C4 is likely to use “Friends” and “ER” as the backbone for a new digital pay channel, dubbed E4, which is on the drawing board for launch next year.
But C4 may yet decide to sell the pay TV rights to BSkyB instead. Discussions are currently under way between the two broadcasters about the future of the Warner shows.
“Friends” and “ER” first aired in the U.K. on C4. But since 1996, the rights have been split between BSkyB and C4, with the shows premiering on Sky One before moving to C4 for their terrestrial run. “Friends” is among the top-rated shows on both networks, while “ER” also pulls in solid audiences.
The new all-rights deal with C4 starts in 2001, and covers the seventh, eighth and ninth seasons of “Friends.” The sixth season of “Friends” is currently airing in the U.S., and will get its U.K. premiere on Sky One in January.
Jeffrey Schlesinger, president of WBITV, said, “The sale of the pay and free TV rights together is a reflection of the changing landscape of the television media in the U.K. It was very clear to us that the greatest value for ‘Friends’ could be obtained by offering a broadcaster the ability to control exposure and windows of this very valuable franchise.”
Michael Jackson, chief exec of Channel 4, commented, “Warner Bros offered us the ability to acquire terrestrial and pay rights as a single package, and so we have struck a deal that protects the money and effort we have invested in making these shows some of U.K. television’s most sought-after properties.”
BSkyB rushed to downplay its rare defeat in the bidding war.
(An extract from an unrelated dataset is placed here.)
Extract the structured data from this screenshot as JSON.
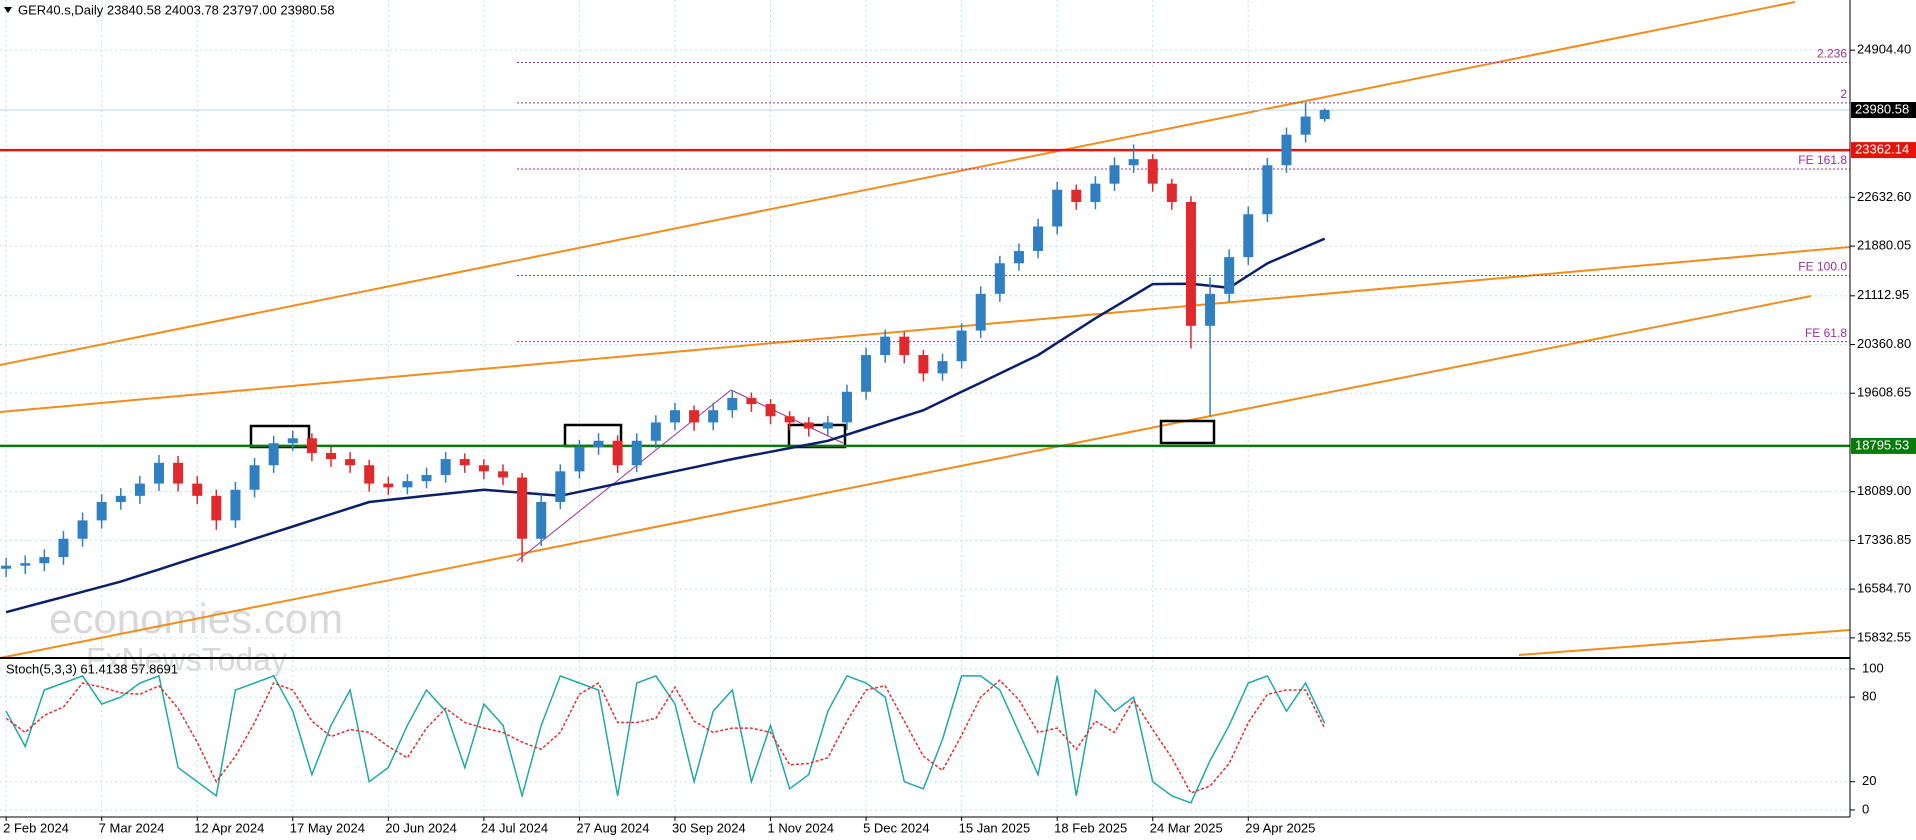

Elisabeth Murdoch, managing director of Sky Networks, said, “We simply felt that $200 million was too high for an acquired series that, by 2003, is set to enter its ninth season and is not firmly exclusive to any one broadcaster.”
While pointing out that Sky may yet buy the rights for future series from C4, Murdoch claimed that her priority is now to “put money into the British creative community and develop new exclusive British franchises.”
James Baker, general manager of Sky One, added, “The money we have freed up by this move will help us build on Sky One’s winning mix of the best original U.K. and first-run U.S. programs.”
A Warner spokesman declined comment on the value of the deal.